E prosegue: “Per noi è stato un vero dramma che questi due ragazzi si siano persi. Né nella famiglia di mia madre né in quella di mio padre erano accaduti fatti criminali di tale portata. Tanto è vero che all’inizio della carcerazione i miei genitori non volevano andarli a trovare perché ritenevano che avessero rovinato la nostra famiglia macchiandosi di reati così gravi. Fu allora che feci io un passo avanti per avvicinarmi ai miei fratelli e capire la loro situazione detentiva. Ora Orazio è vita, speranza: dopo tutto quello che abbiamo passato vedere Orazio e il suo coraggio di parlare pubblicamente del suo percorso, degli errori commessi in gioventù mi da ancora più forza e per questo lo sostengo perché c’è un uomo nuovo”.

Sergio D’Elia: “Oggi Orazio ha 51 anni e davanti il fine pena mai, che sta scontando nel carcere milanese di Opera. Se tornasse nella sua città, Gela, Orazio potrebbe essere una risorsa, un esempio un valore proprio perché lui ha vissuto da ragazzo quell’esperienza negativa del male. La sua conversione dalla violenza alla nonviolenza potrebbe prevenire il male commesso da altri. Per suggellare il cambiamento Orazio ha deciso di iscriversi al Partito Radicale”.

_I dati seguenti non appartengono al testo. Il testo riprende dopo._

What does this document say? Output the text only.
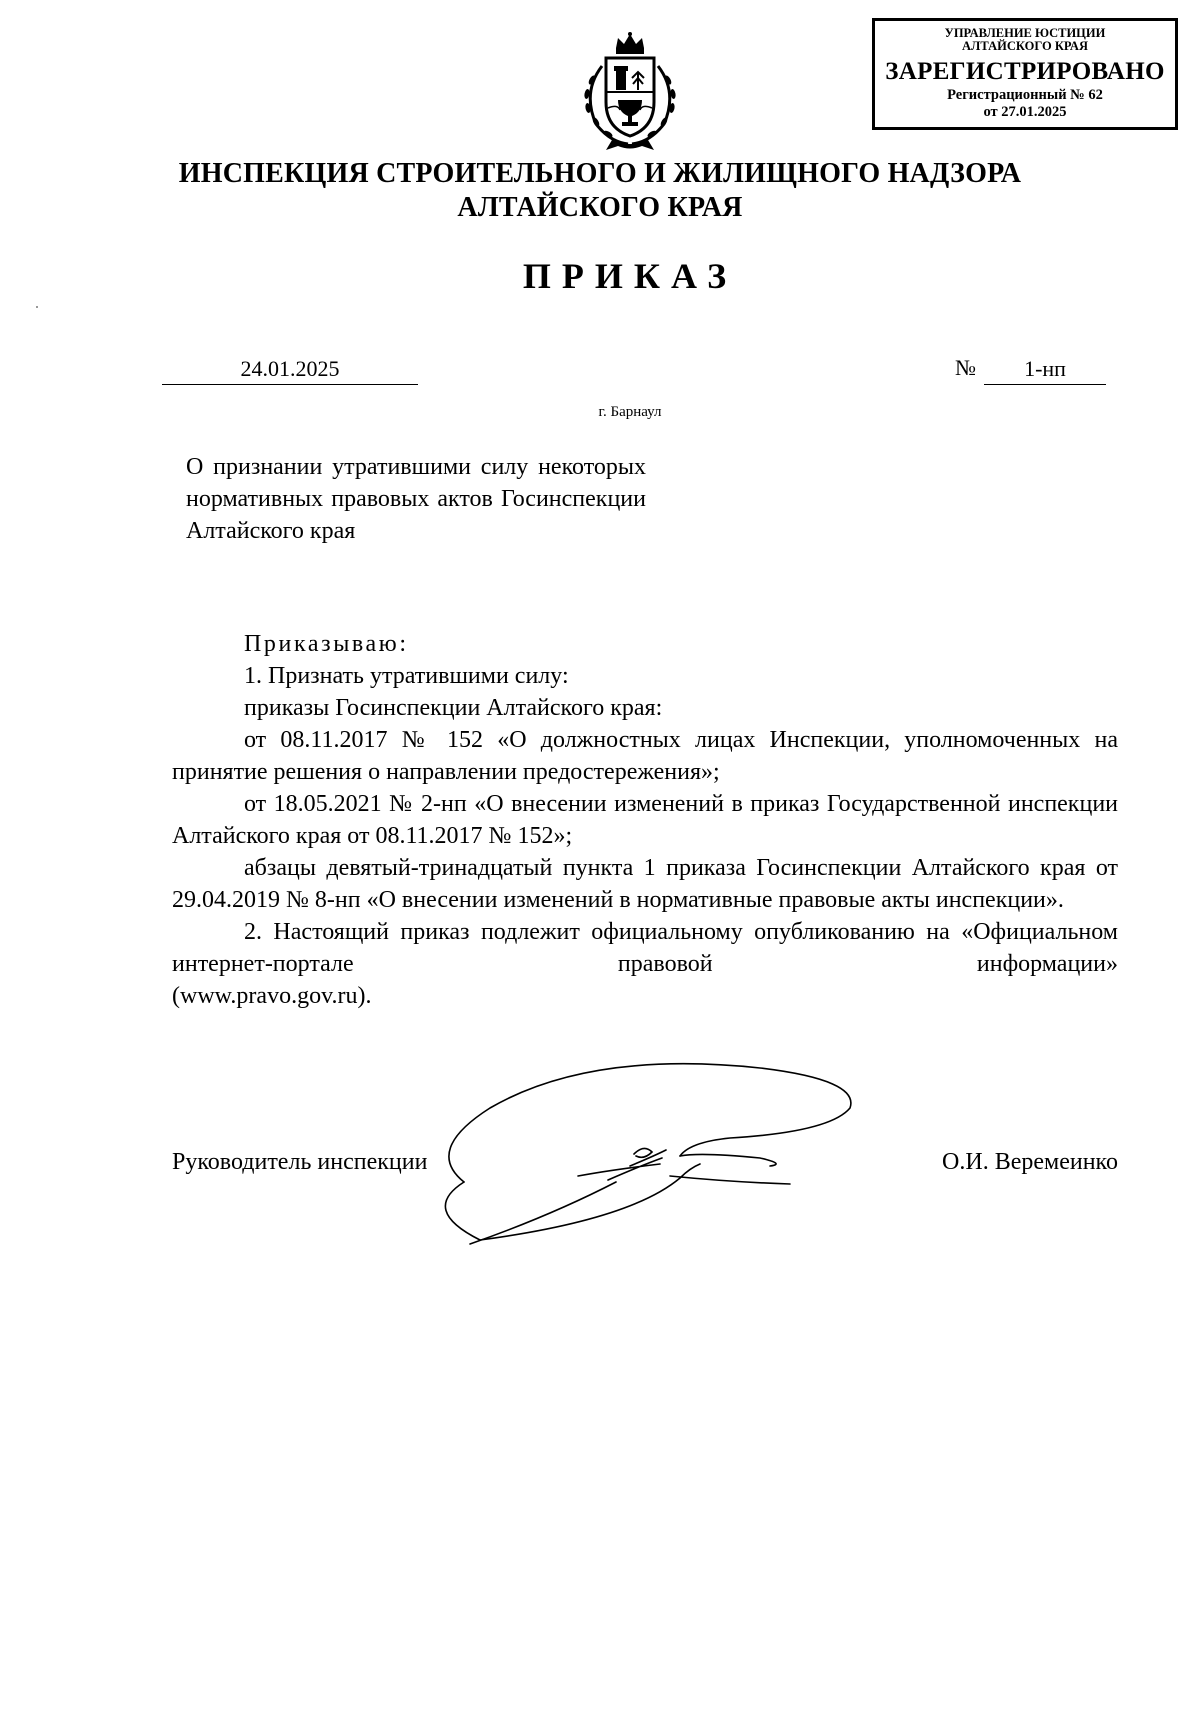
УПРАВЛЕНИЕ ЮСТИЦИИ
АЛТАЙСКОГО КРАЯ
ЗАРЕГИСТРИРОВАНО
Регистрационный № 62
от 27.01.2025
ИНСПЕКЦИЯ СТРОИТЕЛЬНОГО И ЖИЛИЩНОГО НАДЗОРА
АЛТАЙСКОГО КРАЯ
ПРИКАЗ
24.01.2025	№	1-нп
г. Барнаул
О признании утратившими силу некоторых нормативных правовых актов Госинспекции Алтайского края

Приказываю:

1. Признать утратившими силу:

приказы Госинспекции Алтайского края:

от 08.11.2017 № 152 «О должностных лицах Инспекции, уполномоченных на принятие решения о направлении предостережения»;

от 18.05.2021 № 2-нп «О внесении изменений в приказ Государственной инспекции Алтайского края от 08.11.2017 № 152»;

абзацы девятый-тринадцатый пункта 1 приказа Госинспекции Алтайского края от 29.04.2019 № 8-нп «О внесении изменений в нормативные правовые акты инспекции».

2. Настоящий приказ подлежит официальному опубликованию на «Официальном интернет-портале правовой информации»

(www.pravo.gov.ru).

Руководитель инспекции	О.И. Веремеинко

Conclude Luisa Paolello: “Orazio potrebbe dare tanto alla comunità di Gela perché l’esperienza vissuta servirebbe a dire ai giovani che intraprendono una brutta strada che non ha senso percorrerla per bruciare la propria vita, quella della propria famiglia e quella degli altri. Così Orazio in parte potrebbe risarcire per i danni causati alla società”.